A Wall Street, le S&P 500 dépasse les 3.000 points pour la première fois

Les courtiers de Wall Street hésitaient sur la direction à suivre à l'ouverture

New York (AFP) - L'indice S&P 500, qui représente les plus grandes entreprises cotées à Wall Street, a dépassé mercredi en séance la barre symbolique des 3.000 points pour la première fois de son histoire.

Porté par des propos du président de la Banque centrale américaine ouvrant un peu plus grand la porte à d'imminentes baisses des taux d'intérêt, l'indice a passé ce seuil quelques minutes après l'ouverture avant de perdre un peu de terrain. Il évoluait vers 14H20 GMT à 2.995,42 points, en hausse de 0,53%.

L'autre indice vedette de la Bourse de New York, le Dow Jones Industrial Average, s'appréciait de 0,57%, à 26.935,16 points.

L'indice Nasdaq, à forte coloration technologique, prenait 0,69%, à 8.197,50 points.

Ces deux indices ont aussi grimpé à des niveaux inédits.

Wall Street avait clôturé en ordre dispersé mardi, attendant la prise de parole de Jerome Powell avant de s'engager plus franchement: le Dow Jones avait cédé 0,08% tandis que le Nasdaq avait pris 0,54%.

Le patron de l'institution a donné un coup de fouet aux indices mercredi matin en avertissant, dans un discours qu'il devait prononcer au Congrès plus tard dans la journée, que "les tensions commerciales et les incertitudes continuaient de faire peser des risques sur les perspectives économiques".

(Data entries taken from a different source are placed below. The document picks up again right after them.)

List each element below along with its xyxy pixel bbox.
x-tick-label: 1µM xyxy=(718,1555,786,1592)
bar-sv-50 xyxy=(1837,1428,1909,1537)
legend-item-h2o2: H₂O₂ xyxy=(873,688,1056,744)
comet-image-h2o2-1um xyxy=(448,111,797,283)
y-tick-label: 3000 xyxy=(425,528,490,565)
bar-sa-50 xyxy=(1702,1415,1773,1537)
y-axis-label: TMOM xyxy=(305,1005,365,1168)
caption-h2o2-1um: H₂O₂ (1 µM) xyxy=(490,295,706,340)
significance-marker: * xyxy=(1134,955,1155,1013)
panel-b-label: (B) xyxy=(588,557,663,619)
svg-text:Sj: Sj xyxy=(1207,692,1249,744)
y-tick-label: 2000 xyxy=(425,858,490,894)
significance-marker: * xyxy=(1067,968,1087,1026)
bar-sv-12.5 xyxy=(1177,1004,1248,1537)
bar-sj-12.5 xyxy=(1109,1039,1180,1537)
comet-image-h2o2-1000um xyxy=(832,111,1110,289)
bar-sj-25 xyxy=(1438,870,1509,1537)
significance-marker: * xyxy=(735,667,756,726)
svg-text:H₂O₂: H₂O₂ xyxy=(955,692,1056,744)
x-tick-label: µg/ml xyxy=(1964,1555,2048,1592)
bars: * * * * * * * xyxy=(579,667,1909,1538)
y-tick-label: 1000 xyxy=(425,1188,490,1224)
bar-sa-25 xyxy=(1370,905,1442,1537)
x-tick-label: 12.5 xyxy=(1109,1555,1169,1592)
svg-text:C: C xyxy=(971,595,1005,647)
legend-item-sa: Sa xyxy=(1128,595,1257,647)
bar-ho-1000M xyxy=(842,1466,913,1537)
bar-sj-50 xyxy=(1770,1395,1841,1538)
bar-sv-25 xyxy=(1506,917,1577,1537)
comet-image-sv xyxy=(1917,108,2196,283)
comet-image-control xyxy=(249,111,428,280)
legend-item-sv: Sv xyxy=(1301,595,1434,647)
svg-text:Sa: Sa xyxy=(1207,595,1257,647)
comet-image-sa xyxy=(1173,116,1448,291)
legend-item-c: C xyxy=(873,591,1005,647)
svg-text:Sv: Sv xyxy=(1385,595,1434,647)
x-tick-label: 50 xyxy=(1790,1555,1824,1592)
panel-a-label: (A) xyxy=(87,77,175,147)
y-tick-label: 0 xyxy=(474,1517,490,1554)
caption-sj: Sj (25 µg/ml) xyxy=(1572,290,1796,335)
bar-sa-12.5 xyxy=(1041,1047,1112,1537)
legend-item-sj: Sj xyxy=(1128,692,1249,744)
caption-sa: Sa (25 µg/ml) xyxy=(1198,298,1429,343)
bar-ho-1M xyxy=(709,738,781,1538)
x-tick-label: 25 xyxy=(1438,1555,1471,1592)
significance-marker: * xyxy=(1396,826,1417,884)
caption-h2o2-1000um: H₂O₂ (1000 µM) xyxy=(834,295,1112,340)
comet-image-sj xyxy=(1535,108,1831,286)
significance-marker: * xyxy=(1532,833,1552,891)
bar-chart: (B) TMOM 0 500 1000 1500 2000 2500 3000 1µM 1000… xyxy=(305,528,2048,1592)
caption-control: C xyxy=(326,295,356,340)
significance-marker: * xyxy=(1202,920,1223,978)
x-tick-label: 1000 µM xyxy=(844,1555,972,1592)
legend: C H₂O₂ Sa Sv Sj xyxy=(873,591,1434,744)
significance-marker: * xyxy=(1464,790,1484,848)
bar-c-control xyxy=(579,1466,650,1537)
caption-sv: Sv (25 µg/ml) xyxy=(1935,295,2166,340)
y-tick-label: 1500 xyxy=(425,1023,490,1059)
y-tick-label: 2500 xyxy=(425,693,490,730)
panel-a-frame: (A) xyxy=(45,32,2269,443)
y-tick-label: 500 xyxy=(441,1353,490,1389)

Il a également admis que "beaucoup" de membres du Comité monétaire s'étaient "montrés disposés" à considérer "une politique monétaire un peu plus accommodante" lors de la dernière réunion du 19 juin où la Fed avait laissé les taux inchangés.

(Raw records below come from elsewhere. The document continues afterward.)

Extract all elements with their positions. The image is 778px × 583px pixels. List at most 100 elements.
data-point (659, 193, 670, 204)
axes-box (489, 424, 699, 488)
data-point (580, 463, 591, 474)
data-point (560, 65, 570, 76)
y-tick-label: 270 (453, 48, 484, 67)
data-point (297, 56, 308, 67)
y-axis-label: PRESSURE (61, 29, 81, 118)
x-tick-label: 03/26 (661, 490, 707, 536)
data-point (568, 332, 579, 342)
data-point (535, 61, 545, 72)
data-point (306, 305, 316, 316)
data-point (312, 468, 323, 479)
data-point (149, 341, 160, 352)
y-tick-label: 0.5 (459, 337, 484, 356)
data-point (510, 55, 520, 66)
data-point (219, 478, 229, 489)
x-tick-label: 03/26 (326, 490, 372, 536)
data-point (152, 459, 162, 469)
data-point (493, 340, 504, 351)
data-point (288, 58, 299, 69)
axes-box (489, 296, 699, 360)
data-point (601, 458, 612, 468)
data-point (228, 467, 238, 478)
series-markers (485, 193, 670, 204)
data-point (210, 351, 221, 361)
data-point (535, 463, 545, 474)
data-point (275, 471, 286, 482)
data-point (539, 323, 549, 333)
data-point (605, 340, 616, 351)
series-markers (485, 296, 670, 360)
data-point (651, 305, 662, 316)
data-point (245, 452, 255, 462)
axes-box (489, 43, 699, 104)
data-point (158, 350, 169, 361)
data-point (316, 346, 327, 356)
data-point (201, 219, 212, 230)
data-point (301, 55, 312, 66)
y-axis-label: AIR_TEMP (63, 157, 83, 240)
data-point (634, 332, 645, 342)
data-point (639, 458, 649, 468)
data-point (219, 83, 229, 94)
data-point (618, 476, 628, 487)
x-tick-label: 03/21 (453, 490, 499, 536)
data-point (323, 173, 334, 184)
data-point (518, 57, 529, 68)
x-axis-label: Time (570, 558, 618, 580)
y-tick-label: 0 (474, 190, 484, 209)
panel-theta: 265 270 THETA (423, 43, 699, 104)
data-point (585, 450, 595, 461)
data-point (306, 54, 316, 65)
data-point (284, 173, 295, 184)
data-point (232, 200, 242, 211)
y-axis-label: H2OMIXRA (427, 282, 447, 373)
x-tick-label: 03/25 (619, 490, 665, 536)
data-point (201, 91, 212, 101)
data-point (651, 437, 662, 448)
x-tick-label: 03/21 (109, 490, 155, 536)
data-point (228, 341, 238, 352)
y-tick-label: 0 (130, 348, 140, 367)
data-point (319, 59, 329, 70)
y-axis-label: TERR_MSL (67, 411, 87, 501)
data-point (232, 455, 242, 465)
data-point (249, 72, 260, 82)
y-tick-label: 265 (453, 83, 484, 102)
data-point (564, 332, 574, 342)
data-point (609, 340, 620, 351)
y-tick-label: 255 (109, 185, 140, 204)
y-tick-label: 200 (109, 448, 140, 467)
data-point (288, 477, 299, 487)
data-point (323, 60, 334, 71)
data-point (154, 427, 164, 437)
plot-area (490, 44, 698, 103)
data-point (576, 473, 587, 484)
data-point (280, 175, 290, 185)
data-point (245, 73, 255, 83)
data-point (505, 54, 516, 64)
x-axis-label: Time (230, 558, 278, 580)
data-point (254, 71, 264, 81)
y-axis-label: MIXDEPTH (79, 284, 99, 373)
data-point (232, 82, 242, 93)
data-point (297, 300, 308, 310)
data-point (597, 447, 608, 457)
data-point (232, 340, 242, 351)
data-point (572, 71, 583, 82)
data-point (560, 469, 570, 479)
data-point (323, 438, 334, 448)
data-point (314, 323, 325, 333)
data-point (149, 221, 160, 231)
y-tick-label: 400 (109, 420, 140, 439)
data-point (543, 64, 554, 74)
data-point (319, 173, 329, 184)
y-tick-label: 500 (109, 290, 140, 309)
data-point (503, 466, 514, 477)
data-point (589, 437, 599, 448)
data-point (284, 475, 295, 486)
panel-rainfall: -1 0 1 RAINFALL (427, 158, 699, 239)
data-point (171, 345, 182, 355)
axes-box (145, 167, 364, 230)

M. Powell a par ailleurs "de nouveau signalé que lui et ses collègues agiront "de façon appropriée pour soutenir l'expansion", un langage codé pour dire "nous prévoyons de bientôt abaisser les taux"", estime Jim O'Sullivan, économiste pour HFE.

- Poursuites contre Marriott -

Il est quasiment acquis aux yeux des marchés que les responsables de la Fed baisseront les taux d'au moins un quart de point lors de leur prochaine rencontre les 30 et 31 juillet. La question est de savoir si l'ampleur de la baisse des taux pourrait être plus importante dès cette réunion ou si elle sera suivie d'éventuelles autres baisses d'ici la fin de l'année.

Les baisses de taux sont toujours accueillies positivement à Wall Street car elles suggèrent davantage d'huile dans les rouages de l'économie américaine à travers un coût du crédit moins élevé pour les ménages et les entreprises.

Sur le marché obligataire, le taux d'intérêt sur la dette américaine à dix ans baissait légèrement, à 2,056% contre 2,065% la veille à la clôture.

Du côté des valeurs, le fabricant de jeans Levi's chutait de 10,87% après avoir fait part d'une baisse de son bénéfice de 17% au deuxième trimestre.

La chaîne hôtelière Marriott International s'appréciait de 0,24% alors que le procureur général de Washington a engagé des poursuites contre le groupe en l'accusant de cacher le véritable prix de ses chambres en y ajoutant, après la réservation, divers taxes et frais.

American Airlines montait de 1,98% après avoir relevé mercredi son principal objectif financier pour le deuxième trimestre, le revenu total par siège disponible rapporté au nombre de miles parcourus (TRASM). La compagnie a aussi prévenu que l'interdiction de vol frappant le Boeing 737 MAX depuis mi-mars allait lui coûter 185 millions de dollars dans ses comptes du deuxième trimestre.

Tesla prenait 1,91% alors que, selon le site internet spécialisé Electrek, le constructeur de véhicules électriques s'apprête à accroitre ses capacités de production dans son usine de Fremont en Californie.